In mezzo con una voce partecipe, coinvolta, che vuole e sa rendere conto al lettore, ma prima ancora e prima di tutto a se stessa, Zamboni canta la sua terra, le creature che la abitano, gli animali: le mucche – al bésti, il maiale – al nimèl. “Altre razze non ce n’è, per gli uomini della pianura”, scrive. Il Parmigiano Reggiano, “da cui tutto il mondo discende”. Canta il socialismo reggiano del primo novecento, le biciclette e il modo tipicamente reggiano di portare la bici, riporta le parole di Cesare Zavattini che degli emiliani che pedalano dice: I par usei / la gent in bicicleta. Sembrano uccelli. Anche le case sono creature emiliane, possiedono una vita propria come i loro abitanti, le case rurali che si mimetizzano con la terra dove uomini e animali vivevano fianco a fianco, le “porta morta”, con il portico chiuso sul fondo.

Viene scritto il sangue, come sia stato fatto scorrere dalle squadre fasciste, come sia stato il segno riconoscibile dei soprusi, delle schiene bastonate, come ribolliva avido di vendetta, di rivalsa anche nel corpo del nonno di Zamboni, Ulisse, che marciò su Roma per non essere emarginato perché, come tanti altri, reduce dal primo conflitto, queste erano le ragioni, questi erano gli incendi foraggiati da intere famiglie e questi erano gli occhi che hanno ricevuto il dono di guardare la realtà e di comprenderla prima che si rivelasse per quella che davvero era, che sarebbe stata, una giovanissima Marguerite Yourcenar che nel suo viaggio italiano incrocia gli uomini vestiti in nero che marciano chiamati a raccolta da Mussolini nella sua rivoluzione fascista.

Ma il sangue detta anche la discendenza, si tramanda nei cognomi, arriva da lontano, nasce da antiche linee paterne, materne e Zamboni in questo libro lo intercetta seguendone le traiettorie, lo descrive come portatore di ideali che non restano sospesi in una terra di nessuno, inattivi, ma si concretizzano nelle storie di intere famiglie, quelle dei suoni nonni, quella dei Cervi, le cui vicende  in questo libro sono raccontate e sono oggi raccolte nel Museo e nell’Istituto Cervi ai Campi Rossi di Campegine.
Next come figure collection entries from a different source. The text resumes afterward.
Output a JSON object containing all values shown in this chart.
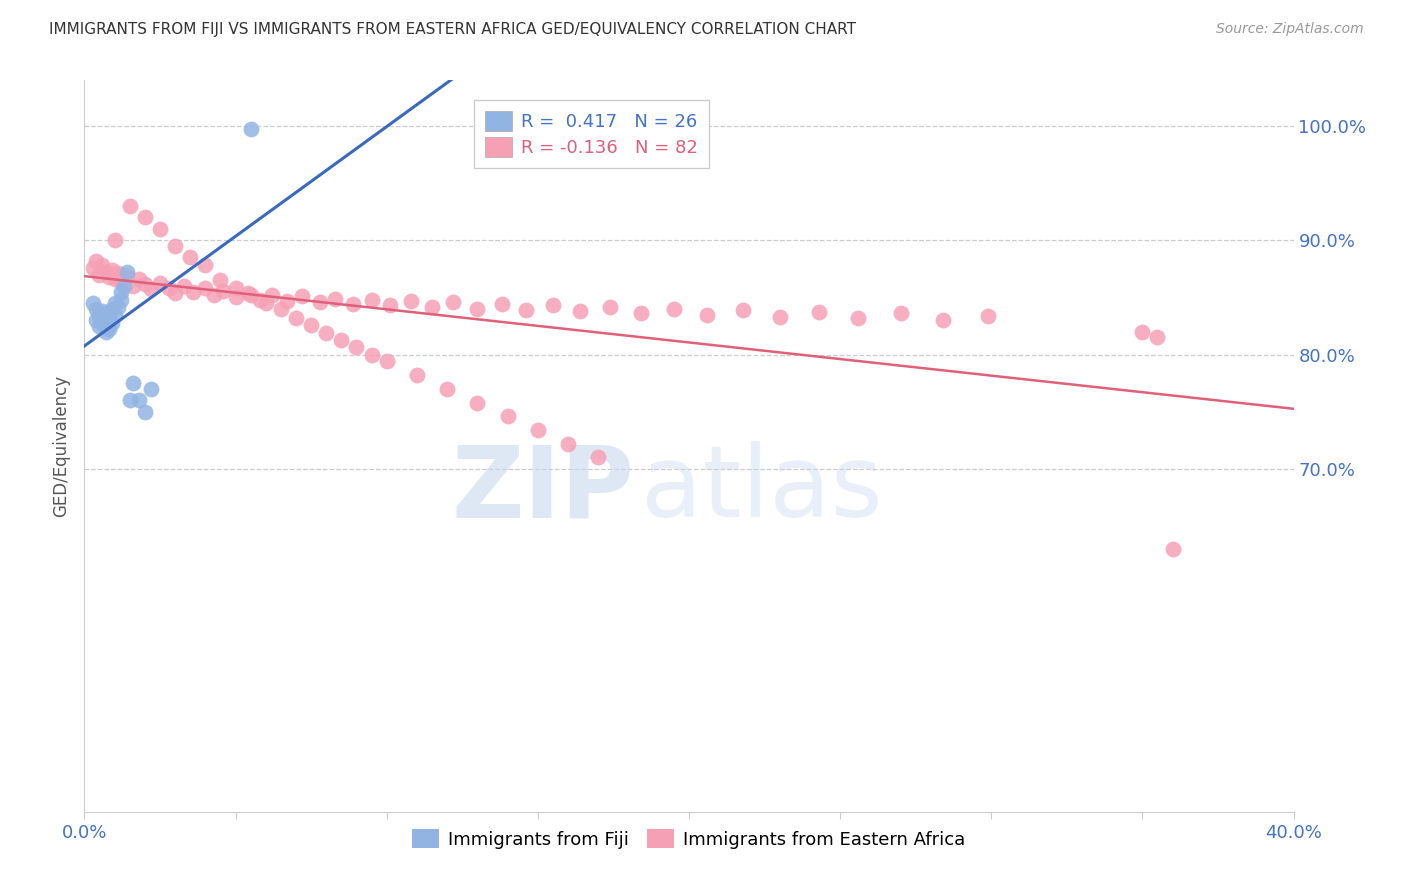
{
  "title": "IMMIGRANTS FROM FIJI VS IMMIGRANTS FROM EASTERN AFRICA GED/EQUIVALENCY CORRELATION CHART",
  "source": "Source: ZipAtlas.com",
  "ylabel": "GED/Equivalency",
  "xlim": [
    0.0,
    0.4
  ],
  "ylim": [
    0.4,
    1.04
  ],
  "x_ticks": [
    0.0,
    0.05,
    0.1,
    0.15,
    0.2,
    0.25,
    0.3,
    0.35,
    0.4
  ],
  "x_tick_labels": [
    "0.0%",
    "",
    "",
    "",
    "",
    "",
    "",
    "",
    "40.0%"
  ],
  "y_ticks_right": [
    1.0,
    0.9,
    0.8,
    0.7
  ],
  "y_tick_labels_right": [
    "100.0%",
    "90.0%",
    "80.0%",
    "70.0%"
  ],
  "fiji_color": "#92b4e3",
  "fiji_color_line": "#3a6abf",
  "ea_color": "#f5a0b5",
  "ea_color_line": "#e0607a",
  "title_color": "#333333",
  "axis_label_color": "#555555",
  "tick_label_color": "#4472c4",
  "right_tick_color": "#4472c4",
  "grid_color": "#cccccc",
  "background_color": "#ffffff",
  "fiji_N": 26,
  "ea_N": 82,
  "fiji_R": 0.417,
  "ea_R": -0.136,
  "fiji_scatter_x": [
    0.003,
    0.004,
    0.004,
    0.005,
    0.005,
    0.006,
    0.006,
    0.007,
    0.007,
    0.008,
    0.008,
    0.009,
    0.009,
    0.01,
    0.01,
    0.011,
    0.012,
    0.012,
    0.013,
    0.014,
    0.015,
    0.016,
    0.018,
    0.02,
    0.022,
    0.055
  ],
  "fiji_scatter_y": [
    0.845,
    0.84,
    0.83,
    0.835,
    0.825,
    0.838,
    0.828,
    0.832,
    0.82,
    0.836,
    0.822,
    0.84,
    0.828,
    0.845,
    0.835,
    0.842,
    0.855,
    0.848,
    0.86,
    0.872,
    0.76,
    0.775,
    0.76,
    0.75,
    0.77,
    0.997
  ],
  "ea_scatter_x": [
    0.003,
    0.004,
    0.005,
    0.006,
    0.007,
    0.008,
    0.009,
    0.01,
    0.011,
    0.012,
    0.014,
    0.016,
    0.018,
    0.02,
    0.022,
    0.025,
    0.028,
    0.03,
    0.033,
    0.036,
    0.04,
    0.043,
    0.046,
    0.05,
    0.054,
    0.058,
    0.062,
    0.067,
    0.072,
    0.078,
    0.083,
    0.089,
    0.095,
    0.101,
    0.108,
    0.115,
    0.122,
    0.13,
    0.138,
    0.146,
    0.155,
    0.164,
    0.174,
    0.184,
    0.195,
    0.206,
    0.218,
    0.23,
    0.243,
    0.256,
    0.27,
    0.284,
    0.299,
    0.01,
    0.015,
    0.02,
    0.025,
    0.03,
    0.035,
    0.04,
    0.045,
    0.05,
    0.055,
    0.06,
    0.065,
    0.07,
    0.075,
    0.08,
    0.085,
    0.09,
    0.095,
    0.1,
    0.11,
    0.12,
    0.13,
    0.14,
    0.15,
    0.16,
    0.17,
    0.35,
    0.355,
    0.36
  ],
  "ea_scatter_y": [
    0.876,
    0.882,
    0.87,
    0.878,
    0.872,
    0.868,
    0.874,
    0.866,
    0.871,
    0.864,
    0.869,
    0.86,
    0.866,
    0.862,
    0.857,
    0.863,
    0.858,
    0.854,
    0.86,
    0.855,
    0.858,
    0.852,
    0.856,
    0.85,
    0.854,
    0.848,
    0.852,
    0.847,
    0.851,
    0.846,
    0.849,
    0.844,
    0.848,
    0.843,
    0.847,
    0.842,
    0.846,
    0.84,
    0.844,
    0.839,
    0.843,
    0.838,
    0.842,
    0.836,
    0.84,
    0.835,
    0.839,
    0.833,
    0.837,
    0.832,
    0.836,
    0.83,
    0.834,
    0.9,
    0.93,
    0.92,
    0.91,
    0.895,
    0.885,
    0.878,
    0.865,
    0.858,
    0.852,
    0.845,
    0.84,
    0.832,
    0.826,
    0.819,
    0.813,
    0.807,
    0.8,
    0.794,
    0.782,
    0.77,
    0.758,
    0.746,
    0.734,
    0.722,
    0.71,
    0.82,
    0.815,
    0.63
  ],
  "watermark_zip": "ZIP",
  "watermark_atlas": "atlas",
  "legend_fiji_label": "R =  0.417   N = 26",
  "legend_ea_label": "R = -0.136   N = 82",
  "legend_bottom_fiji": "Immigrants from Fiji",
  "legend_bottom_ea": "Immigrants from Eastern Africa"
}
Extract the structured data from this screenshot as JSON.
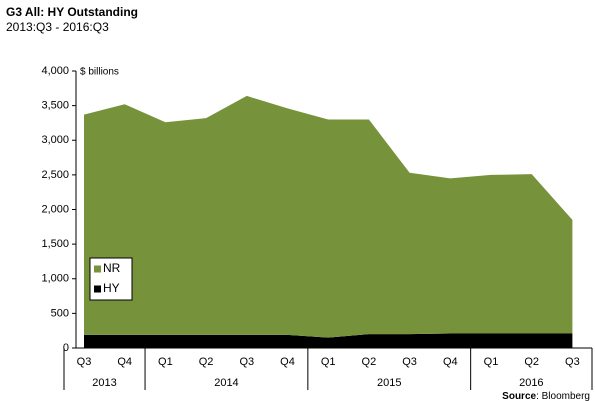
{
  "chart_data": {
    "type": "stacked-area",
    "title": "G3 All: HY Outstanding",
    "subtitle": "2013:Q3 - 2016:Q3",
    "unit_label": "$ billions",
    "source_prefix": "Source",
    "source": ": Bloomberg",
    "categories": [
      "Q3",
      "Q4",
      "Q1",
      "Q2",
      "Q3",
      "Q4",
      "Q1",
      "Q2",
      "Q3",
      "Q4",
      "Q1",
      "Q2",
      "Q3"
    ],
    "groups": [
      "2013",
      "2014",
      "2015",
      "2016"
    ],
    "series": [
      {
        "name": "HY",
        "color": "#000000",
        "values": [
          190,
          190,
          190,
          190,
          190,
          190,
          150,
          200,
          200,
          210,
          210,
          210,
          210
        ]
      },
      {
        "name": "NR",
        "color": "#76933c",
        "values": [
          3180,
          3330,
          3070,
          3130,
          3450,
          3270,
          3150,
          3100,
          2330,
          2240,
          2290,
          2300,
          1640
        ]
      }
    ],
    "ylim": [
      0,
      4000
    ],
    "yticks": [
      0,
      500,
      {
        "value": 1000,
        "label": "1,000"
      },
      {
        "value": 1500,
        "label": "1,500"
      },
      {
        "value": 2000,
        "label": "2,000"
      },
      {
        "value": 2500,
        "label": "2,500"
      },
      {
        "value": 3000,
        "label": "3,000"
      },
      {
        "value": 3500,
        "label": "3,500"
      },
      {
        "value": 4000,
        "label": "4,000"
      }
    ],
    "legend": "lower-left"
  }
}
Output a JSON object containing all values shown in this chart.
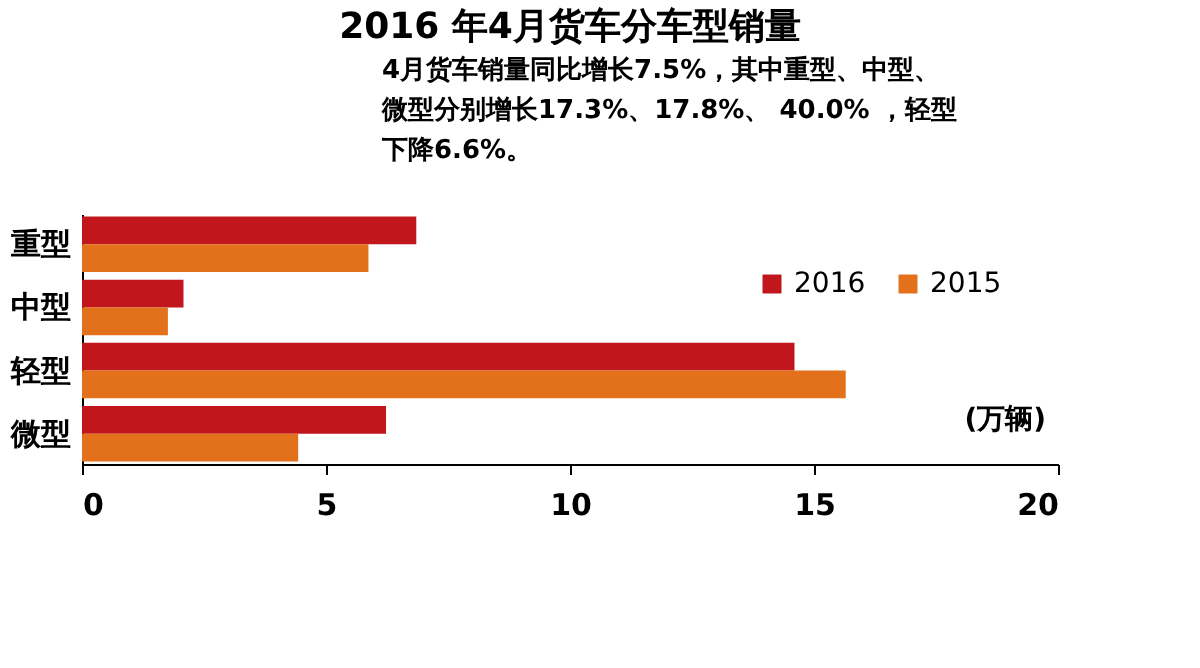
{
  "chart_data": {
    "type": "bar",
    "orientation": "horizontal",
    "title": "2016 年4月货车分车型销量",
    "annotations": [
      "4月货车销量同比增长7.5%，其中重型、中型、微型分别增长17.3%、17.8%、 40.0% ，轻型下降6.6%。",
      "(万辆)"
    ],
    "categories": [
      "重型",
      "中型",
      "轻型",
      "微型"
    ],
    "series": [
      {
        "name": "2016",
        "color": "#c0161c",
        "values": [
          6.85,
          2.08,
          14.6,
          6.23
        ]
      },
      {
        "name": "2015",
        "color": "#e3701a",
        "values": [
          5.87,
          1.76,
          15.65,
          4.43
        ]
      }
    ],
    "xlim": [
      0,
      20
    ],
    "xticks": [
      0,
      5,
      10,
      15,
      20
    ],
    "grid": false,
    "legend": "top right"
  }
}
Infine a chiudere questo complicato mosaico vi sono almeno due consapevolezze in Zamboni: che questo libro sia già scritto in lui e che “il male irrimediabilmente continua a sconfiggere se stesso”.

Nota biografica: Massimo Zamboni è stato chitarrista e compositore dei CCCP, Fedeli Alla Linea e del Consorzio Suonatori Indipendenti (C.S.I.), nel 2004 ha intrapreso la carriera solista, ai suoi album hanno collaborato Nada, Lalli, Marina Parente, Fiamma e Angela Baraldi, nel 2015 torna a suonare con i componenti del Consorzio Suonatori Indipendenti in un progetto che prende il nome di Post-Csi nel quale Giovanni Lindo Ferretti è sostituito da Angela Baraldi, ha scritto colonne sonore per il cinema e ha pubblicato sei libri.